Les chercheurs ont commencé par présenter le processus de fabrication du cuir qui est basé principalement sur l'utilisation de l'eau. Celui-ci engendre des rejets importants de liquides résiduels chargés principalement de protéines issues de la peau et des excès de produits chimiques utilisés tout au long du cycle de fabrication. "Une tannerie génère en moyenne 50 litres de rejets liquides pour chaque kilogramme de peaux traitées", indique M. Mohamed Latifi, ingénieur chimiste au sein de la STAG.

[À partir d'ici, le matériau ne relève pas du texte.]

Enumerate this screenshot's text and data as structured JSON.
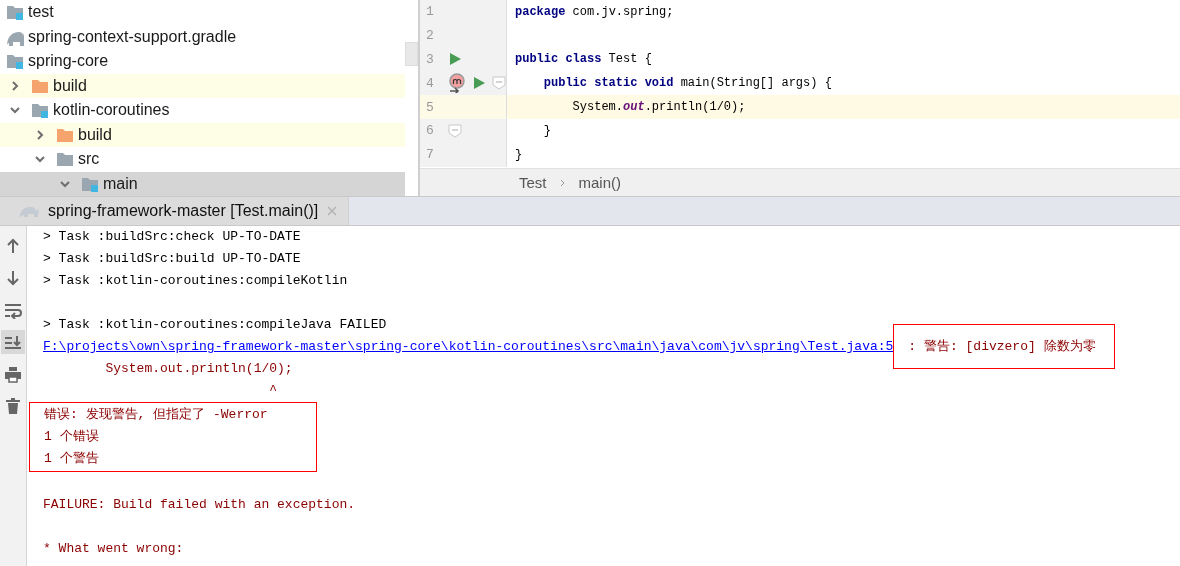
{
  "project_tree": {
    "items": [
      {
        "label": "test",
        "kind": "module"
      },
      {
        "label": "spring-context-support.gradle",
        "kind": "gradle"
      },
      {
        "label": "spring-core",
        "kind": "module",
        "children": [
          {
            "label": "build",
            "kind": "excluded",
            "expanded": false,
            "highlighted": true,
            "selected": false
          },
          {
            "label": "kotlin-coroutines",
            "kind": "module",
            "expanded": true,
            "highlighted": false,
            "selected": false,
            "children": [
              {
                "label": "build",
                "kind": "excluded",
                "expanded": false,
                "highlighted": true,
                "selected": false
              },
              {
                "label": "src",
                "kind": "folder",
                "expanded": true,
                "highlighted": false,
                "selected": false,
                "children": [
                  {
                    "label": "main",
                    "kind": "module",
                    "expanded": true,
                    "highlighted": false,
                    "selected": true
                  }
                ]
              }
            ]
          }
        ]
      }
    ]
  },
  "editor": {
    "lines": [
      {
        "number": "1",
        "code": "**package** com.jv.spring;",
        "current": false
      },
      {
        "number": "2",
        "current": false
      },
      {
        "number": "3",
        "code": "**public class** Test {",
        "current": false,
        "markers": [
          {
            "kind": "run"
          }
        ]
      },
      {
        "number": "4",
        "code": "    **public static void** main(String[] args) {",
        "current": false,
        "markers": [
          {
            "kind": "method"
          },
          {
            "kind": "run"
          },
          {
            "kind": "fold"
          }
        ]
      },
      {
        "number": "5",
        "code": "        System.*out*.println(1/0);",
        "current": true
      },
      {
        "number": "6",
        "code": "    }",
        "current": false,
        "markers": [
          {
            "kind": "fold"
          }
        ]
      },
      {
        "number": "7",
        "code": "}",
        "current": false
      }
    ],
    "breadcrumbs": [
      "Test",
      "main()"
    ]
  },
  "run_panel": {
    "tabs": [
      {
        "label": "spring-framework-master [Test.main()]",
        "selected": true
      }
    ],
    "toolbar": [
      {
        "kind": "up",
        "selected": false
      },
      {
        "kind": "down",
        "selected": false
      },
      {
        "kind": "wrap",
        "selected": false
      },
      {
        "kind": "scroll-end",
        "selected": true
      },
      {
        "kind": "print",
        "selected": false
      },
      {
        "kind": "trash",
        "selected": false
      }
    ],
    "console": [
      {
        "kind": "task",
        "text": "> Task :buildSrc:check UP-TO-DATE"
      },
      {
        "kind": "task",
        "text": "> Task :buildSrc:build UP-TO-DATE"
      },
      {
        "kind": "task",
        "text": "> Task :kotlin-coroutines:compileKotlin"
      },
      {
        "kind": "blank"
      },
      {
        "kind": "task",
        "text": "> Task :kotlin-coroutines:compileJava FAILED"
      },
      {
        "kind": "link",
        "link": "F:\\projects\\own\\spring-framework-master\\spring-core\\kotlin-coroutines\\src\\main\\java\\com\\jv\\spring\\Test.java:5",
        "text": ": 警告: [divzero] 除数为零"
      },
      {
        "kind": "error",
        "text": "        System.out.println(1/0);"
      },
      {
        "kind": "error",
        "text": "                             ^"
      },
      {
        "kind": "boxed",
        "lines": [
          "错误: 发现警告, 但指定了 -Werror",
          "1 个错误",
          "1 个警告"
        ]
      },
      {
        "kind": "blank"
      },
      {
        "kind": "error",
        "text": "FAILURE: Build failed with an exception."
      },
      {
        "kind": "blank"
      },
      {
        "kind": "error",
        "text": "* What went wrong:"
      }
    ]
  }
}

Faute d'équipements de recyclage appropriés, les rejets finissent dans l'eau de mer avec toutes les conséquences néfastes sur l'environnement. "Pourtant, certaines mesures de prévention contre la pollution ne demandent que peu de frais pour leur réalisation", ajoute M. Latifi.
Le traitement du cuir s'effectue en trois étapes. La première dite "d'épilage-pelanage" nécessite 50% de l'eau consommée au cours du processus de traitement. Elle consiste à traiter le cuir avec la chaux, le sulfure et le sodium. Ces produits permettent de bien laver le cuir, éliminer les poils puis gonfler la peau en vue d'ouvrir ses structures de fibre. Les eaux ainsi rejetées sont chargées en chaux, sulfure et sel, impuretés, sang, excréments ainsi que d'autres éléments organiques.

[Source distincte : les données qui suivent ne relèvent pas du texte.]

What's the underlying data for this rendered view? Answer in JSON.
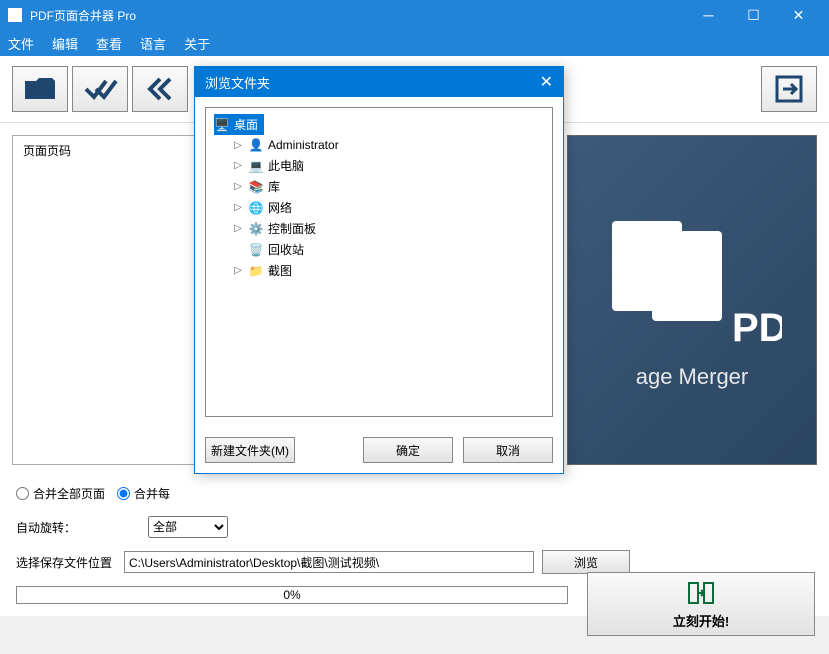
{
  "window": {
    "title": "PDF页面合并器 Pro"
  },
  "menubar": {
    "items": [
      "文件",
      "编辑",
      "查看",
      "语言",
      "关于"
    ]
  },
  "main": {
    "list_header": "页面页码",
    "logo_pdf": "PDF",
    "logo_text": "age Merger"
  },
  "options": {
    "merge_all_label": "合并全部页面",
    "merge_each_label": "合并每",
    "autorotate_label": "自动旋转：",
    "autorotate_value": "全部",
    "savepath_label": "选择保存文件位置",
    "savepath_value": "C:\\Users\\Administrator\\Desktop\\截图\\测试视频\\",
    "browse_btn": "浏览",
    "progress_text": "0%",
    "start_btn": "立刻开始!"
  },
  "dialog": {
    "title": "浏览文件夹",
    "tree": {
      "root": "桌面",
      "items": [
        "Administrator",
        "此电脑",
        "库",
        "网络",
        "控制面板",
        "回收站",
        "截图"
      ]
    },
    "new_folder_btn": "新建文件夹(M)",
    "ok_btn": "确定",
    "cancel_btn": "取消"
  }
}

La deuxième étape de fabrication porte sur le tannage qui absorbe 20% de l'eau utilisée dans le processus. Il s'agit de la stabilisation de la structure de la peau par addition de sels de chrome. Les eaux évacuées à ce stade sont acides et chargées en matières organiques, matières en suspension, chlorures, sulfates ainsi que le chrome entre autres. "Le chrome est le produit le plus dangereux pour l'environnement", expliquent les responsables de la STAG. La troisième phase, quant à elle, concerne le retannage et consomme 20% de l'eau nécessaire au traitement du cuir.

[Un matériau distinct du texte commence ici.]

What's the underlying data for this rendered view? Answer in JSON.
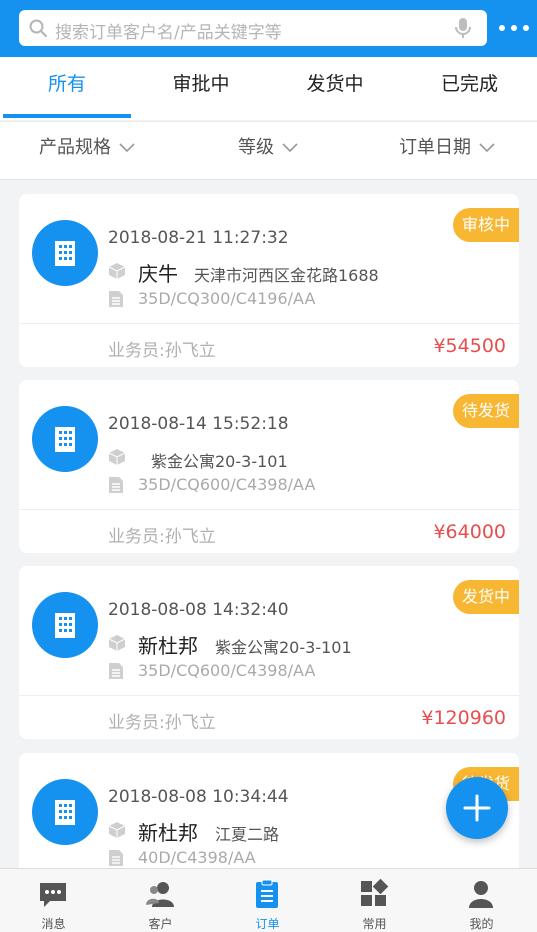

Parmi les recommandations de l'étude, figure le recyclage de l'eau rejetée à travers la réexploitation du chrome. L'eau recyclée pourrait être utilisée dans le prétannage avec une récupération d'une partie du chrome rejeté lors du tannage. "A ce stade, l'opération de recyclage coûte relativement moins cher", explique M. Latifi. En effet, au cours du tannage, le cuir absorbe 70% du chrome utilisé. Les 30% restants sont rejetés avec les eaux usées trop chargées en matières toxiques. Outre l'avantage économique que peut présenter la récupération du chrome, ce retraitement permet aussi de préserver l'environnement. A signaler que le pompage des rejets du chrome nécessite de mettre en place des installations de traitement appropriées. "Pour rentabiliser un tel investissement, il faut que les industries de cuir soient regroupées dans une même zone. Ainsi, tous les rejets seront retraitées par les mêmes installations", indique M. Latifi.


Normalisation

Il n'existe pas de normes réglementaires au Maroc quant aux rejets liquides, gazeux et solides. Des textes sont aujourd'hui en cours d'élaboration par le Ministère de l'Equipement, précise M. Latifi. A l'échelle internationale, plusieurs standards sont en vigueur. Pour les rejets contenant le chrome toxique par exemple, les standards sont de 1,5 mg/l en Chine, 2 en Inde, 1 aux Etats-Unis et 4 en Italie.